Mas como não há duas sem três, o município não exclui voltar a contratar esta empresa para nova ‘Noitada’ em 2026. A decisão vai depender do “novo estudo de impacto relativo à edição de 2025, cujos resultados fundamentarão a decisão quanto à eventual continuidade da colaboração com a entidade detentora do conceito”. Dependerá também das eleições autárquicas que se realizam este ano e que poderão ou não alterar a configuração do executivo daquela autarquia.

Seja como for, com mais ou menos luzes e artes cénicas, estamos perante um festival musical e de entretenimento, ou seja, existem dúvidas sobre se se aplica o conceito de propriedade intelectual.

Com efeito, a propriedade intelectual divide-se em dois ramos: a propriedade industrial, que compreende as invenções (patentes), as marcas, os desenhos e modelos industriais e as denominações de origem, enquanto os direitos de autor abrangem as obras literárias e artísticas.

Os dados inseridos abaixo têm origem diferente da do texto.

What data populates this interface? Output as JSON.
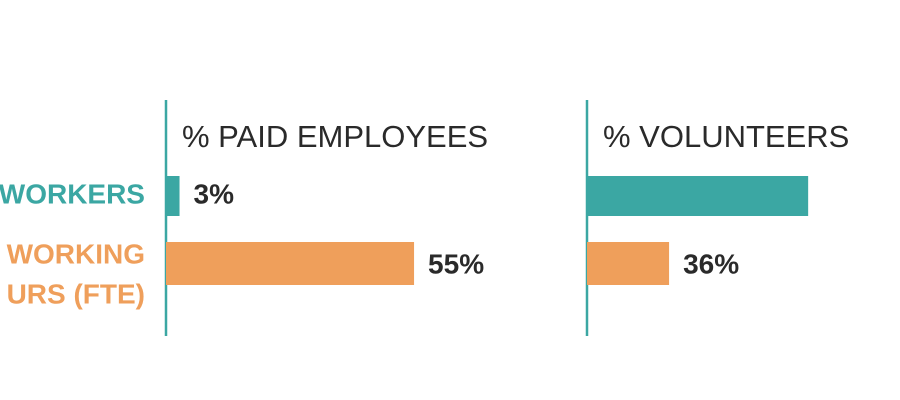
{
  "chart_data": [
    {
      "type": "bar",
      "orientation": "horizontal",
      "title": "% PAID EMPLOYEES",
      "categories": [
        "WORKERS",
        [
          "WORKING",
          "URS (FTE)"
        ]
      ],
      "values": [
        3,
        55
      ],
      "value_labels": [
        "3%",
        "55%"
      ],
      "colors": [
        "#3ba7a3",
        "#ef9f5b"
      ],
      "xlim": [
        0,
        100
      ]
    },
    {
      "type": "bar",
      "orientation": "horizontal",
      "title": "% VOLUNTEERS",
      "values": [
        97,
        36
      ],
      "value_labels": [
        null,
        "36%"
      ],
      "colors": [
        "#3ba7a3",
        "#ef9f5b"
      ],
      "xlim": [
        0,
        100
      ]
    }
  ]
}
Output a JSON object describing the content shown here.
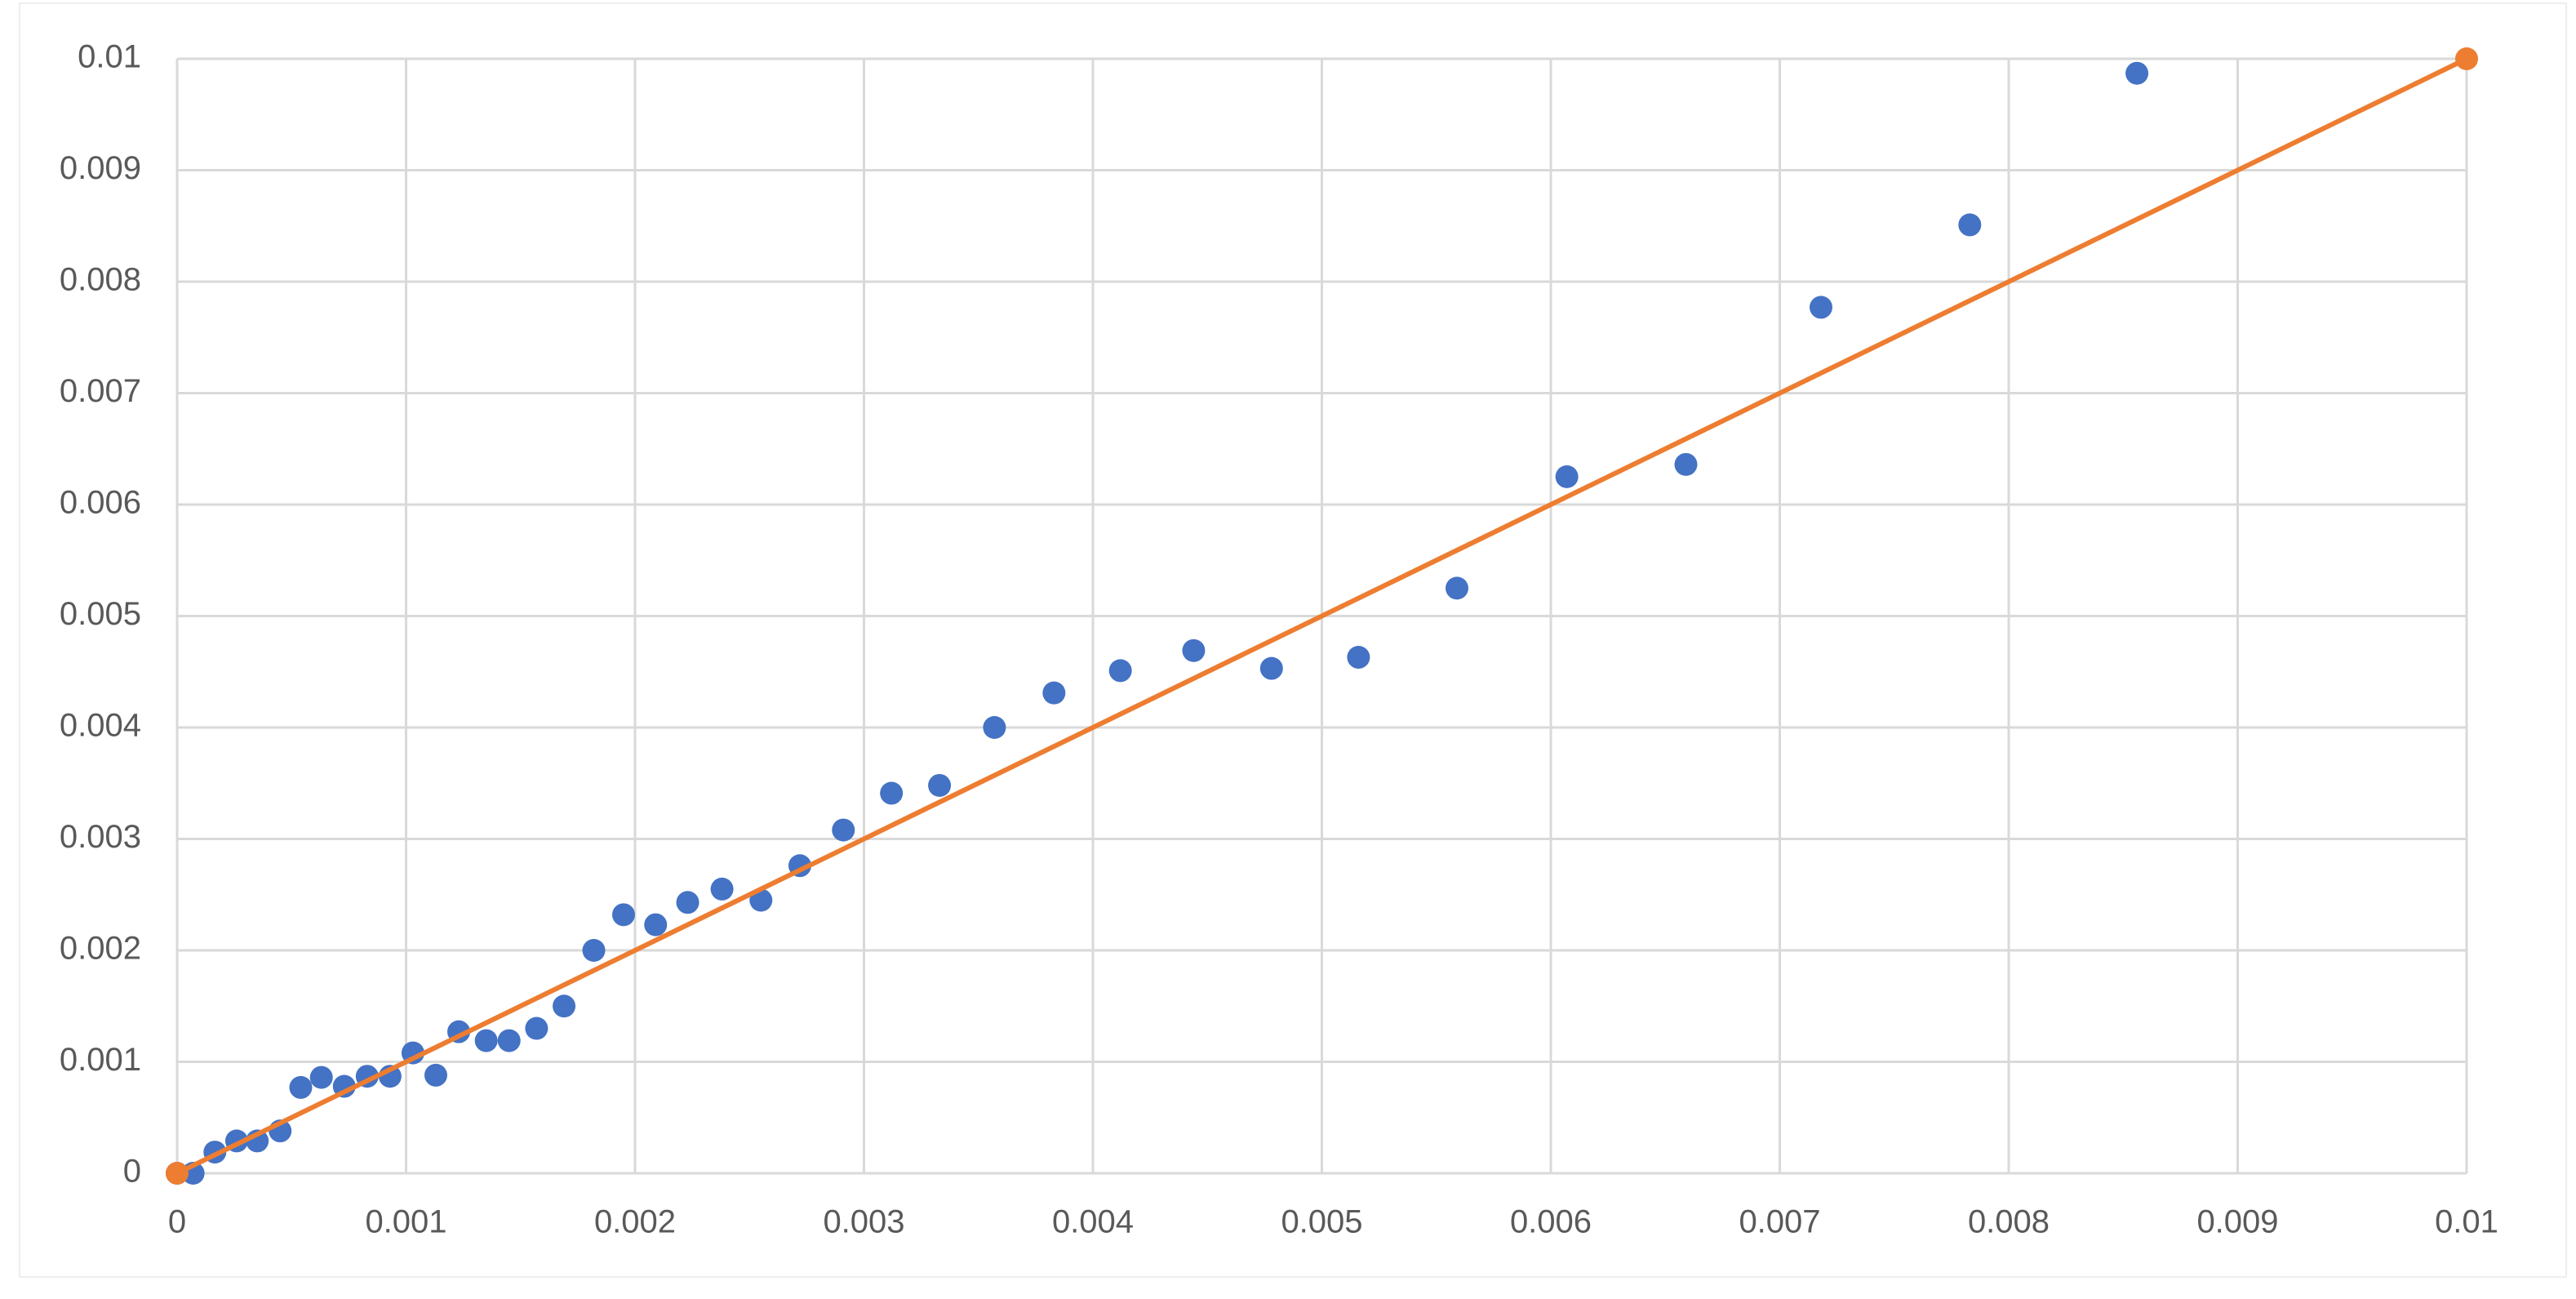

Ora, segundo a Inspecção-Geral das Actividades Culturais (IGAC), não são protegidos e não podem ser registados os conceitos, as ideias, os processos, os sistemas e os métodos operacionais. Isto é, com a mesma ou outra denominação, um festival com música e outros espectáculos não pode ser considerado ‘propriedade’ exclusiva de uma empresa, logo não pode ser feito sem concorrência.

Álvaro Bila, presidente da autarquia de Portimão a divulgar no ano passada a Noitada.

Em todo o caso, estes dois grandes ajustes directos já ‘estão no papo’ da New Sheet. E não são os únicos. A autarquia fez outros dois ajustes directos no ano passada com esta empresa de Oeiras, embora com valores mais pequenos.

O primeiro, no valor de 98.400 euros (com IVA), consistiu na ‘aquisição de serviços para o projecto ‘100 anos, 100 sardinhas’. O outro, no montante de 81.075 euros foi justificado com a ‘aquisição de serviços para a contratação de artistas para animação musical ‘Celebrações Passagem de Ano 2024/2025′”.

Estes montantes estão mais em linha com os restantes contratos que a New Sheet obteve junto de outras autarquias. Desde 2019, quando conseguiu o primeiro contrato público, a empresa de Oeiras já obteve 40 contratos, no total. Com a excepção das duas edições de ‘Noitada’ com o município de Portimão, os valores dos restantes contratos oscilam entre os 6.300 euros e os 90.000 euros (sem IVA).

Ou seja, a autarquia de Portimão garantiu à New Sheet, em apenas dois contratos, cerca de 60% da facturação total que a empresa já registou junto de entidades públicas nos últimos sete anos. Isto em duas ‘noitadas’ de festa e animação. A ressaca, se houver, essa fica sempre para os contribuintes.

Portimão fez quatro ajustes directos com a New Sheet em menos de um ano. No total, o município pagou 1,8 milhões de euros à empresa. Fonte: Portal Base

Por fim, não se diga que falta animação a Portimão, e mais gastos públicos. Tanto no ano passado como este ano, pois dias passados do fim da ‘Noitada’ vem o Festival da Sardinha, com mais espectáculos ‘grátis’ que custam centenas de milhares de euros. A edição do ano passado ocorreu entre os dias 30 de Julho e 4 de Agosto, ou seja, começou três dias depois da ‘Noitada’.

Nesse caso, a autarquia foi mais ‘comedida’, e fez adjudicações com várias empresas,que custaram, no total, cerca de 350 mil euros com IVA.Mas, pelo menos foram seis dias inteiros de festa, que incluíram concertos com Aurea, Marisa Liz, Richie Campbell, Anjos e Delfins.